Danske Bank commented on the potential reaction; “If she delivers a larger than anticipated headroom and a larger degree of fiscal tightening this would be supportive for Gilts and could offer short-term relief for GBP FX. Over time, however, we think this would act as a negative factor for GBP FX as it puts pressure on the growth outlook.”

The Treasury announced a target of £304bn for gilts sales in 2025/26 compared with expectations of £308bn.

XTB research director Kathleen Brooks considers that the growth outlook will be crucial and added; "Thus, the OBR’s forecasts alongside the Chancellor’s message will be scrutinised to see the trajectory of the UK economy. If the outlook is weak, then the market reaction could be brutal, and the pound may come under downward pressure."

ING discussed underlying Pound risks; “A much worse scenario for GBP where budget announcements don’t convince markets that the fiscal path is sustainable.

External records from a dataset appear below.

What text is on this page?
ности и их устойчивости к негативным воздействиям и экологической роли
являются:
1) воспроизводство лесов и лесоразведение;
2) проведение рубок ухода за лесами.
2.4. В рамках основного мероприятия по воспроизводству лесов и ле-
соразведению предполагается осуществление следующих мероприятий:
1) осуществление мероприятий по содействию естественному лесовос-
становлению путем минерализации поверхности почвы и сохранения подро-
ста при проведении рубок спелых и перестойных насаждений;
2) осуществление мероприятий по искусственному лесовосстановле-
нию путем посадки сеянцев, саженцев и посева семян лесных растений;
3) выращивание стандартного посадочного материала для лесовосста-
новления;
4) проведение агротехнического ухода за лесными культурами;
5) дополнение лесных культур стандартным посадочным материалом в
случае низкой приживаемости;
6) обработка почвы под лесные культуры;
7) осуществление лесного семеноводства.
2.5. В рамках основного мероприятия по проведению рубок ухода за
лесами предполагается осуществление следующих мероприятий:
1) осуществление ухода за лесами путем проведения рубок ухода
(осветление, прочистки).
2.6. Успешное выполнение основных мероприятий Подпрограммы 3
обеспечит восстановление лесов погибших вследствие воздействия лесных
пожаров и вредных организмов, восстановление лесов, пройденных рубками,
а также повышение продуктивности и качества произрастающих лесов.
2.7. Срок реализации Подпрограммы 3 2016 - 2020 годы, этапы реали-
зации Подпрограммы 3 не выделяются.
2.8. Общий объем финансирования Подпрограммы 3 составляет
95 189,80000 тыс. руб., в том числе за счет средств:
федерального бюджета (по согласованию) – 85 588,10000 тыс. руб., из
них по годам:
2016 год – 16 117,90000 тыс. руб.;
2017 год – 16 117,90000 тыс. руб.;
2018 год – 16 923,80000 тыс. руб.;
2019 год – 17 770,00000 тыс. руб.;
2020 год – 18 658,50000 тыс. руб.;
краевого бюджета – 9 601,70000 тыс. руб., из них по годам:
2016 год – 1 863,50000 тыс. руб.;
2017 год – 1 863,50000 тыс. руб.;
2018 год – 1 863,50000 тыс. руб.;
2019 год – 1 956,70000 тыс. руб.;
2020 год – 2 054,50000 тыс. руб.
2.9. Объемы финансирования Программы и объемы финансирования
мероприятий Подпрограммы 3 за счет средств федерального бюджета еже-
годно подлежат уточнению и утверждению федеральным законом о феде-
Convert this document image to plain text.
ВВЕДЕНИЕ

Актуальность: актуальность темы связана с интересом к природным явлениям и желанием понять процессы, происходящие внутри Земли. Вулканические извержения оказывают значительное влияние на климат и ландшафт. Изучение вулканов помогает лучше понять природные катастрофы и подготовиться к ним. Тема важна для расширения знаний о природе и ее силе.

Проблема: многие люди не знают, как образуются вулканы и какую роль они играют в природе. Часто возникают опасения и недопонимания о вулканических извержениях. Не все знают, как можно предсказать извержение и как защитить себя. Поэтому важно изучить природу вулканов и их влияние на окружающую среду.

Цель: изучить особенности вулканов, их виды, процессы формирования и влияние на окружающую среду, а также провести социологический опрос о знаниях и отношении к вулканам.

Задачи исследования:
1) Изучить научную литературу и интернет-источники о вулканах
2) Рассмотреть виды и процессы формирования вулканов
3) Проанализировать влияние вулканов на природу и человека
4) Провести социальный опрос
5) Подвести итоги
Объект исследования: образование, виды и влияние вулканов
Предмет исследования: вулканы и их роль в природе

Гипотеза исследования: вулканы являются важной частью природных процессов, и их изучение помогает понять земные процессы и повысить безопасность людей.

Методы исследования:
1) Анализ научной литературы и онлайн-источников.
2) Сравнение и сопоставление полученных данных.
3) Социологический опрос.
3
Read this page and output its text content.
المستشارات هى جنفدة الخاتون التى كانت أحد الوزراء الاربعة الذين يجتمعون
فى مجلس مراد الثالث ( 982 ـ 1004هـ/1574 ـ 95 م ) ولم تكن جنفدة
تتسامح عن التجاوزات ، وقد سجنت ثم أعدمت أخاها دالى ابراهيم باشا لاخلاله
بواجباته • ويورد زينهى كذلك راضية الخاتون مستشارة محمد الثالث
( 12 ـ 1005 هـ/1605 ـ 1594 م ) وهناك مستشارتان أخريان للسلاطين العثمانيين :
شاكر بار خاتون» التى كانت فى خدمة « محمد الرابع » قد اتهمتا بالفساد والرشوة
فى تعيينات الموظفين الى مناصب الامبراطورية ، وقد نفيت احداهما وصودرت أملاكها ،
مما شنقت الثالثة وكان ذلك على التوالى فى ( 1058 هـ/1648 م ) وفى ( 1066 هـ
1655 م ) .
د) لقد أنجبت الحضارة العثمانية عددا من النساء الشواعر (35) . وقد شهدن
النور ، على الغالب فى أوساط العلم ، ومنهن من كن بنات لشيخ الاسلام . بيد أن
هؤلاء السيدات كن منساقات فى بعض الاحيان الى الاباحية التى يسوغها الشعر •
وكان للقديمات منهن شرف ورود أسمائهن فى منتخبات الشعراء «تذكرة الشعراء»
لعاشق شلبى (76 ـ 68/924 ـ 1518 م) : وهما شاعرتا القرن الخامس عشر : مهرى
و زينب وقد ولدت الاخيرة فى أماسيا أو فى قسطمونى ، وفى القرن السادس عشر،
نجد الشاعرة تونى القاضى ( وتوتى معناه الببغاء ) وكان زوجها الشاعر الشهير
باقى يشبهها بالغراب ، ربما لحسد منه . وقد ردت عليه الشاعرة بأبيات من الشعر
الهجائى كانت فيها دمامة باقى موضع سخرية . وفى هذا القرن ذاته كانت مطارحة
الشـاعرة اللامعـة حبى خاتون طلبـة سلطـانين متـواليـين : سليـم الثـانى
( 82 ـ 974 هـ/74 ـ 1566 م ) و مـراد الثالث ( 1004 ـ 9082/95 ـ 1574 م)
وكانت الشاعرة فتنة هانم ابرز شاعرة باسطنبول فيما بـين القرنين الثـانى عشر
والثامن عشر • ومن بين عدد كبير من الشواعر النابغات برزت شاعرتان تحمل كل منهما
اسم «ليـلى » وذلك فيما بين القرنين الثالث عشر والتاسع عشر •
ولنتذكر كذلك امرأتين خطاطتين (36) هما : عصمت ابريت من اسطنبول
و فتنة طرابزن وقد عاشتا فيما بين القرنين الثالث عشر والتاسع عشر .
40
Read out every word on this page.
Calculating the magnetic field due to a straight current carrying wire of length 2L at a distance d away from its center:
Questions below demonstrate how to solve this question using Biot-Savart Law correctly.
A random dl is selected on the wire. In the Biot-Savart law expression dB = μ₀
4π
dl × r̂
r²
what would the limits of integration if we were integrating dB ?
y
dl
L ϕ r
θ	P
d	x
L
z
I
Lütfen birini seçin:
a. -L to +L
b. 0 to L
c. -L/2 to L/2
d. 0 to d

That could shape into an uncontrolled selloff in gilts and sterling.”

The bank also noted the possibility of a more favourable market reaction; “We think the room for sterling to appreciate today is narrower, although a scenario where markets price out fiscal risk but aren’t convinced the BoE will be able to cut rates should send EUR/GBP moderately lower.

Neil Wilson, Uk Investor Strategist, Saxo Markets, London:

"Here is the key to why markets might see this budget as lacking credibility – the direct effects of budget policies increase borrowing by 6 billion pounds next year but reduce it by 15 billion pounds in 2029-30.

Evelyne Gomez-liechti, Multi-asset Strategist Global Markets, Mizuho International, London:

"The problem is this budget has back-loaded most of the fiscal tightening and for what matters, has near-term fiscal loosening.